小卒收下了铜钱,将两人打发着,转头又盘问了两个,等同伴交班完毕,便来跟将士行军礼。 就在小卒正准备离开归家的时候,一个细节却被孙仲谋捕捉到了。 “等等。”
孙仲谋双眼如炬,直接站起身来,“你袖口的墨渍是哪来的?”
那小卒扯过袖子看了看,果然上面有写墨点。 “哦,大人您说这个,恐怕是方才盘查的时候,袖子上沾了茶水蹭上的。”
“方才你盘查了谁?快去抓回来!”
孙仲谋起身疾呼道。 那小卒却是一脸不解,“大人,这怎么了?”
身旁的老将士看孙仲谋情急连忙替孙仲谋将方才放出城去的那几个人派兵拦截。 只见孙仲谋捧着这小卒的衣袖,顿时放声大笑。 “踏破铁鞋无觅处,得来全不费功夫!”

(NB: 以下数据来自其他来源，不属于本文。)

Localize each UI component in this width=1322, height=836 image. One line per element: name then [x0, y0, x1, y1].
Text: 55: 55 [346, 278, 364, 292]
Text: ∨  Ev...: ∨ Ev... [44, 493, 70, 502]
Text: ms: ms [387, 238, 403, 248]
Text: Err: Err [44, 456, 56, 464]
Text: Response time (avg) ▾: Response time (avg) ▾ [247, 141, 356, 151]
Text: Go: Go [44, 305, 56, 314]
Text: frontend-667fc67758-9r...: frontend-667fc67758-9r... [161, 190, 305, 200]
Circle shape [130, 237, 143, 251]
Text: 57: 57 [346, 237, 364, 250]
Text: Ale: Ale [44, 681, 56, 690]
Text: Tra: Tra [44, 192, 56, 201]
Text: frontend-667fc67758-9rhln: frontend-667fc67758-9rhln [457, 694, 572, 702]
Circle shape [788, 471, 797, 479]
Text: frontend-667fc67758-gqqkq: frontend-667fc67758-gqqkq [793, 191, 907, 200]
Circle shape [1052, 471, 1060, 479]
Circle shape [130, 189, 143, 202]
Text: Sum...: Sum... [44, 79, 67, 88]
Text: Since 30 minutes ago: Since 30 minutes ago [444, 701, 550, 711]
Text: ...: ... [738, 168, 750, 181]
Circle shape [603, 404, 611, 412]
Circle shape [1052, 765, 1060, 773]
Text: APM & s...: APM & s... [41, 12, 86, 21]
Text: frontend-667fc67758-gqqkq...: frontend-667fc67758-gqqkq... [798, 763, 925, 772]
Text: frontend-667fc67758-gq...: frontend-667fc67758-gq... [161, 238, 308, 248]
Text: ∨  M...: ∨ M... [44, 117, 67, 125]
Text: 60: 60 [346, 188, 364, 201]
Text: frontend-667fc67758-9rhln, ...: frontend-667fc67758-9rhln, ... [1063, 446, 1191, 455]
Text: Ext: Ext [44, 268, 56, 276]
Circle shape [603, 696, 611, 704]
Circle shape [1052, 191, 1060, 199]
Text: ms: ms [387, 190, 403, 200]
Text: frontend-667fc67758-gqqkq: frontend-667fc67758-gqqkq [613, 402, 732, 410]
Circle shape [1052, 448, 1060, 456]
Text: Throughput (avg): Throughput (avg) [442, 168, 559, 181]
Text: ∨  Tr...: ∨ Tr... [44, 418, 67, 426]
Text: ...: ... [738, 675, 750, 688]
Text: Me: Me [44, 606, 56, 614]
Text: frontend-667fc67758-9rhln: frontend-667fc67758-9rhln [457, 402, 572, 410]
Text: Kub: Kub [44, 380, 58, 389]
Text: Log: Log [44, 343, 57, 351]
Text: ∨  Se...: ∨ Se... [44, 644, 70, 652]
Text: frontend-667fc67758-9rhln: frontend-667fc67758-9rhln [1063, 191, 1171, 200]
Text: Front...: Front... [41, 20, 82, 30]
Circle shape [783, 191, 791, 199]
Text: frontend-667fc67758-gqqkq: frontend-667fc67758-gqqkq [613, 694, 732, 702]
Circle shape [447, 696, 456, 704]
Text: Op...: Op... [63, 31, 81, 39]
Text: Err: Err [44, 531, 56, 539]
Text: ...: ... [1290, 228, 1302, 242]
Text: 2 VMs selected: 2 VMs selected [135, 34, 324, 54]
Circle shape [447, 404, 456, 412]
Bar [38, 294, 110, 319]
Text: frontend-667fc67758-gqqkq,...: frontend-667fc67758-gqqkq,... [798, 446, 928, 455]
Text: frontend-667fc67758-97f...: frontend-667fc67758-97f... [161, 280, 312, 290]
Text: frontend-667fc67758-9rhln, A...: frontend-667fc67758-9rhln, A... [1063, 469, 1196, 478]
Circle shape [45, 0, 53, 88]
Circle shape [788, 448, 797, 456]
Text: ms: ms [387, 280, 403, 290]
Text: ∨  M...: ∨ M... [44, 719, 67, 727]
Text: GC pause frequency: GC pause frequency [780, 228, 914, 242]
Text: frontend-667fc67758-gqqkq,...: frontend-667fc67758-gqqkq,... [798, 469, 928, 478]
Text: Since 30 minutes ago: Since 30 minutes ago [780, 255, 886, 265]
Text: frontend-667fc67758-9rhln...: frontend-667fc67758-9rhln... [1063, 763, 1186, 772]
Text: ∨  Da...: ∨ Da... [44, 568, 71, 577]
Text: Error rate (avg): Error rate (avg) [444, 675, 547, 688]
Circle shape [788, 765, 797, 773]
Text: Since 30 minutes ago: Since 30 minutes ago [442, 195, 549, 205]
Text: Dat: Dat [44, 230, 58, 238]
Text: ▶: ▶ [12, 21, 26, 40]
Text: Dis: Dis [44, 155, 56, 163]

孙仲谋用一点水化开,“这是点漆墨,一壶可比一金,若是寻常人家决计用不起如此贵重的墨汁。”
“是了,家境不好的儒生只会用烟灰汁儿,好一些的教书先生会用石墨,可这点漆墨实在是太过金贵,我竟然连见都未曾见过。”
说着,两个将士纷纷上前仔细一嗅,果然有一股墨香,不同于凡品。 “快追!”
孙仲谋说着,翻身上马,两个将士见张公麾下的大人如此紧张,定是军中顶重要的事情,也不敢有丝毫怠慢,连忙拉上方才那个盘问出城人的小卒,一同朝着北城门外追去。 北城门外,刚刚松了一口气的盛光焘正要教训着孙机灵,一见这架势,知道多说无用,连忙驾马大吼道,“愣着干嘛?还不快跑?”